Last week, a lawsuit was filed against the team and San Francisco to block development of the new arena by the mother of a six-year-old boy with a severe heart condition over fears traffic from the stadium would block access to UCSF Children’s Hospital.
Jennifer Wade, mother of Magnus, along with the Mission Bay Alliance filed the lawsuit on January 7th.
“It’s going to be really a traffic nightmare, maybe not all the time but certainly sometimes. And the thing about medical emergencies is that they happen 365 days a year 24 hours a day,” Wade said.
The alliance—which describes itself as a group of UCSF stakeholders, donors, faculty and physicians—has repeatedly objected to the site for the proposed arena at 16th and Third streets, directly across the street from the UCSF campus, on the grounds that it will create impenetrable traffic around the hospital.
During the interview, Welts expressed confidence that the litigation would only delay the inevitable and that the Warriors would eventually open their new arena in San Francisco.
“We bought into this process three years ago. This is part of the process. Everybody has the right to sue. We accept that, but we’re going to win,” said Welts.
After the news broke, Warriors spokesperson P.J. Johnston released a statement regarding the lawsuit. It read, in part:
“After three years of official review, intense scrutiny and enormous public attention, the arena won approval from 100% of the agencies and commissions it went before. That includes the Board of Supervisors, where our EIR was upheld by a vote of 10-0.”

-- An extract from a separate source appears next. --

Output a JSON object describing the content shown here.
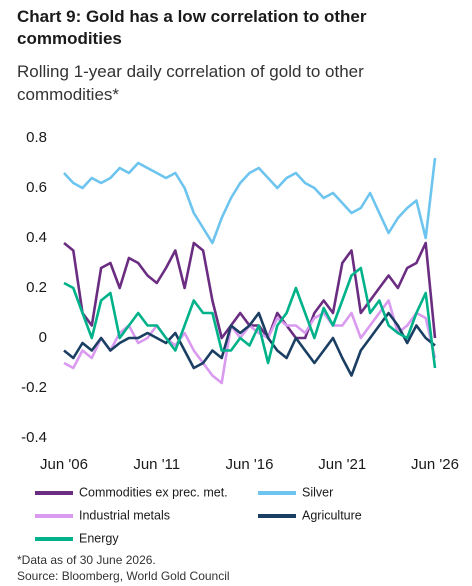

The anonymous SuperPAC that emerged last year to oppose us failed to rally the community to their cause. They also failed to persuade the planning experts and regulators, and they lost every vote. Now, the SuperPAC’s last resort is to bring a CEQA lawsuit. It’s unfortunate, but in California, everyone has that right.
We’re very confident that we will prevail in court, just as we have prevailed throughout the public planning process, and in the court of public opinion.
The only thing this lawsuit will accomplish will be to waste everyone’s time, delay all the jobs and economic activity the arena will bring, and line the pockets of a bunch of lawyers.”
The Mission Bay Alliance is not only concerned with the Warriors 18,000-seat arena but the office and retail space planned there as well.